There is a legitimate fear that educational content in conventional games can come off as boring, distracting, or didactic. Plenty of kids play games specifically to escape the pedagogy of daily schooling. Bludgeoning a gamer with information might induce nausea. Likewise, interrupting the “zen-like” moment of gaming mastery with a notification about Roman pottery would likely cause more frustration than it’s worth. There is a time and a place for educational content, and the heat of battle is not one of them.
Educational information could be added to game downtime so as not to distract players from engaging gameplay. For example, while Assassin’s Creed 2 is not completely historically accurate (significantly less rooftop feather collection in history itself), it does include a great deal of information about Renaissance Italy, significant political actors of its time, and even Italian art and architecture. Many of the game’s plot points and missions require a thorough exploration of interesting historical landmarks. Climbing the Basilica offers a learning opportunity in addition to a high vantage point for a stealth assassination.
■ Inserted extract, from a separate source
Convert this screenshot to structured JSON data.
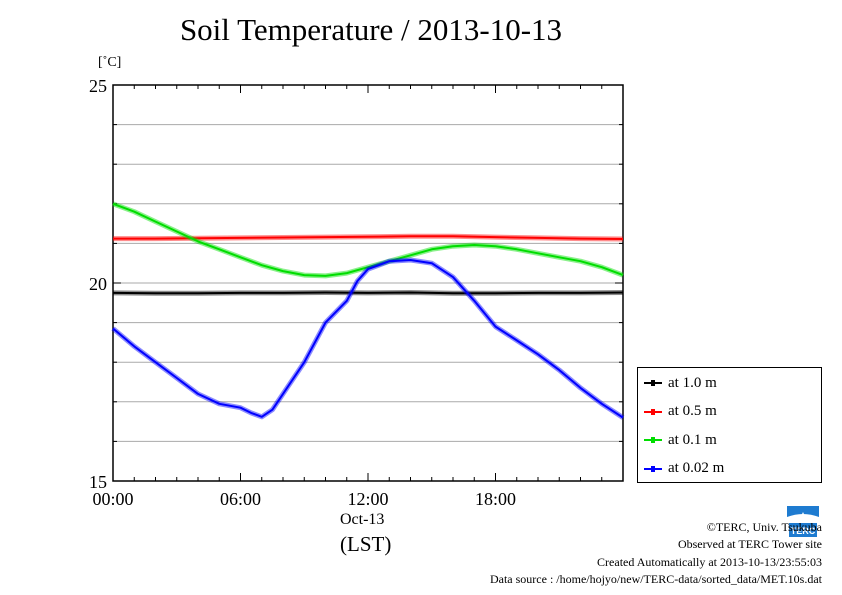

Normal progression through Assassin’s Creed 2 presents players with numerous educational opportunities without significantly interrupting gameplay.
Factual information in games should, of course, be tonally consistent. Diagramming the Drake Equation in Dead Space would be inappropriate. On the other hand, describing the terribly frightening results of space exposure would contribute quite nicely to the sense of helplessness and confinement Dead Space seeks to evoke. Likewise, what could be more appropriate than teaching kids how to knit in Kirby’s Epic Yarn?
All of my examples of what are and can be are purely optional experiences for players. Naturally, many players will simply skip unnecessary educational content. Civilization V is not widely lauded for its comprehensive description of pre-modern cultural customs. Yet the few players who read the Civolopedia might just experience a unique gaming experience imbued with historical significance. They might just leave Civilization more knowledgeable about not just the game, but the world. If we are all willing to put in the work, there is plenty of room for learning in conventional games, even when not incorporated into gameplay. Adding factual information can actually improve a play experience. Ignoring the educational potential of entertaining games is willingly missing an opportunity for smarter games and smarter gamers.